In parts of the country where chronic poverty, social exclusion, and disillusionment among sections of the youth were already a problem, the cycles of violence that have been unleashed by mindless groups like Boko Haram and others have thwarted the efforts of government to undertake the social policy and associated investments that could make a huge difference in the quality of life of our citizens.
I am aware that for some of our compatriots, the progress we have registered since the inception of this administration is not nearly as fast or as sufficient as they would wish.
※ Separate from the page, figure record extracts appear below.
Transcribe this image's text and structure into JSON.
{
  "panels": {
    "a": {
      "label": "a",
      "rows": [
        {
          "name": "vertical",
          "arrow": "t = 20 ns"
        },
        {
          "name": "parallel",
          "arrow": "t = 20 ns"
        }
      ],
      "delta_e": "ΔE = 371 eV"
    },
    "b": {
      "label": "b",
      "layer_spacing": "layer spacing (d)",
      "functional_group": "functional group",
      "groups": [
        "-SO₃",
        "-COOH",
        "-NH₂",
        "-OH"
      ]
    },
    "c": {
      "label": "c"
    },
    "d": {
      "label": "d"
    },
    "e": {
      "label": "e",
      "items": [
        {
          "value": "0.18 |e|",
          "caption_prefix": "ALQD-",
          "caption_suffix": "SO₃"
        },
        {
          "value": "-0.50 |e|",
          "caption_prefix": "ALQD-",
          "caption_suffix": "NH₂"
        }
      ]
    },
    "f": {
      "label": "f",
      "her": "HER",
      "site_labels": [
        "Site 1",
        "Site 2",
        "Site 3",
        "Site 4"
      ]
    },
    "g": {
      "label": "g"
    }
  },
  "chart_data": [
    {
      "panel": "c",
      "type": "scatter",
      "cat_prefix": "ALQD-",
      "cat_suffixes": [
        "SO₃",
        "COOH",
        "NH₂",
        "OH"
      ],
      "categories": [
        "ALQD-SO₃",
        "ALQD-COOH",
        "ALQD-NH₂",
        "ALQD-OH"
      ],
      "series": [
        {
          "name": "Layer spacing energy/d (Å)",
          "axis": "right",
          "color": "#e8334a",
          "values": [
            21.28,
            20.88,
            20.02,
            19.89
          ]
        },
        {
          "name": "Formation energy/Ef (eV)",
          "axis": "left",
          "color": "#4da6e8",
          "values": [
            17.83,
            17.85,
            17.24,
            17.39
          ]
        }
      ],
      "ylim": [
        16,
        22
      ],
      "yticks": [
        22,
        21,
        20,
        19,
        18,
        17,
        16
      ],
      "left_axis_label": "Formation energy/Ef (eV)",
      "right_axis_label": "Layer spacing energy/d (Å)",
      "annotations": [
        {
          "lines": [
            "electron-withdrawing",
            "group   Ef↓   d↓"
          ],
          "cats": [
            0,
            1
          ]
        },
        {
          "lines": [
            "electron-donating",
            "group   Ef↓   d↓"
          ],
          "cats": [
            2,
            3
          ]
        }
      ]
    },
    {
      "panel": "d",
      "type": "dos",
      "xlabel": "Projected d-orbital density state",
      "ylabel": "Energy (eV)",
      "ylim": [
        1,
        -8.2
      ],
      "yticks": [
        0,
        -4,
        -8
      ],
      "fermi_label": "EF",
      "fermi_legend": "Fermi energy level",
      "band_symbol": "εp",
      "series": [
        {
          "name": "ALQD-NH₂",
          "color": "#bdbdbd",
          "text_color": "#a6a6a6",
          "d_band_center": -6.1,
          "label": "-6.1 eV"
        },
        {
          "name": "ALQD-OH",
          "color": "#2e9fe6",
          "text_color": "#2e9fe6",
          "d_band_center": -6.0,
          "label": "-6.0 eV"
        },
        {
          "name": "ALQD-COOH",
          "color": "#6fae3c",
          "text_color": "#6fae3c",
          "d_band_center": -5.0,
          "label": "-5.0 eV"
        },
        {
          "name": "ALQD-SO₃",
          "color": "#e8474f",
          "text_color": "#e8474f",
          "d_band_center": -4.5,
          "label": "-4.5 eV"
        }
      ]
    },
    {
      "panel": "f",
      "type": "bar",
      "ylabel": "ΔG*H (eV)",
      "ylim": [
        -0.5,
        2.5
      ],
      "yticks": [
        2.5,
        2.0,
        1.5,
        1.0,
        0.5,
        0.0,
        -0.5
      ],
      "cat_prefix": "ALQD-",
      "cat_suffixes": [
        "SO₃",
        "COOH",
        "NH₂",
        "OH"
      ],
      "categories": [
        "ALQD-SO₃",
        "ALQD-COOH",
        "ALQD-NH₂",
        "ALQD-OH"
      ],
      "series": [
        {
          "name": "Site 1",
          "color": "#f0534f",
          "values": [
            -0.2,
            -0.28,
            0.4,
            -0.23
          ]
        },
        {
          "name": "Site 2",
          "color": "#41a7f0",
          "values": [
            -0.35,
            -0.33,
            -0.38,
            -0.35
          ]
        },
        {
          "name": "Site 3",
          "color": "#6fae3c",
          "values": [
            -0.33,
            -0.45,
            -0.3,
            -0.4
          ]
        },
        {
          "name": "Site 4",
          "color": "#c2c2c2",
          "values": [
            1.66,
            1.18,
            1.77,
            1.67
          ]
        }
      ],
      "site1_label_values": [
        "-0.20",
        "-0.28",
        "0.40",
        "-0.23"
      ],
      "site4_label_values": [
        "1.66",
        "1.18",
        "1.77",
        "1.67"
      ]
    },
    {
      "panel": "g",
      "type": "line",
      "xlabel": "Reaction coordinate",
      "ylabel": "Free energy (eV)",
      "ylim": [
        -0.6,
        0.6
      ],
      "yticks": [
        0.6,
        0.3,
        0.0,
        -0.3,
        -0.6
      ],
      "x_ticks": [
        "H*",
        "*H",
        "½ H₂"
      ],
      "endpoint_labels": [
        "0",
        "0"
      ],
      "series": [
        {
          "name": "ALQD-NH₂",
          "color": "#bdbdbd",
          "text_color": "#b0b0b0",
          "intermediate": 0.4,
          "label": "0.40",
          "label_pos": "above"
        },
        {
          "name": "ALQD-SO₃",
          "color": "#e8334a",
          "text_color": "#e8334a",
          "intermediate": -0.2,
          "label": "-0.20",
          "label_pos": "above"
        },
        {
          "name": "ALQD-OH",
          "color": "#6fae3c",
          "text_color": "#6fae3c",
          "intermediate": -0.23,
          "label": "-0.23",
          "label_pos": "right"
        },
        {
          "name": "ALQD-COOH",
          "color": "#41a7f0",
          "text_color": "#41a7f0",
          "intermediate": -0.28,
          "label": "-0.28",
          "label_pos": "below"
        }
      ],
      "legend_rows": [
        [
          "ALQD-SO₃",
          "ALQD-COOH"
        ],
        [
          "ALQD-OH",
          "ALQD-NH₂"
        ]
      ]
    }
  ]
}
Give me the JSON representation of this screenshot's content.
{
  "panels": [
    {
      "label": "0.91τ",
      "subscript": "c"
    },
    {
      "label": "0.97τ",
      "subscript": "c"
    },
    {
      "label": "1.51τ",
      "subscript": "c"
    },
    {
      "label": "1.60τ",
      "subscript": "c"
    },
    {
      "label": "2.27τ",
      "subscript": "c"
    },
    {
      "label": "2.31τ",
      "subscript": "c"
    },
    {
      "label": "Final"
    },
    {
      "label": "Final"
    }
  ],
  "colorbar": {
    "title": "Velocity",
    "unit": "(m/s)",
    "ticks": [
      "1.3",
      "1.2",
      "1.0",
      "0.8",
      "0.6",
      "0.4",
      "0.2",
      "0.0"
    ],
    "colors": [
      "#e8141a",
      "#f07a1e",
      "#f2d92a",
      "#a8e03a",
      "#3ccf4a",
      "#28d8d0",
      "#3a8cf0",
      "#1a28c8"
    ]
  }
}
I do not begrudge them their views in so far as they signify a wish, in which we all share, for only the very best for our country.
Nevertheless, I call upon all Nigerians to carefully recall the circumstances of our coming to office, the facts on the ground and the resources at our disposal since 2015 with the accomplishments of this administration.
As a people, we have shown admirable resilience in the face of every adversity, an unmatched capacity to recover speedily from every setback, an unparalleled generosity of spirit when we resolve our differences, and a constant readiness to invest faith and hope in the destiny we share as a united country built on the diversity of its peoples.
It is these attributes that underpin the Nigerian spirit of “can do, will do” that gives me hope that we shall yet get to destination and fulfill our calling together, especially with the solid resolutions we are setting in this new year.
Keeping our country on a forward march is a duty which we all have and share. In this regard, keeping our country safe from a resurgent cycle of COVID-19 as this administration finalizes its plans to procure and efficiently and effectively distribute the COVID-19 vaccines, I urge you all fellow citizens to observe strict COVID-19 prevention protocols.
As your elected President, my pledge to you is the same as it has always been; I will play my part fully and without fear or favour. I invite all of us to do the same. It is what we owe to the founding generation of our beloved country and also to the coming generation. It is what we desire for national prosperity for all demands.
Long Live the Nigerian spirit of oneness, togetherness, and unity. Long Live the Federal Republic of Nigeria. I wish you a Happy and prosperous New Year.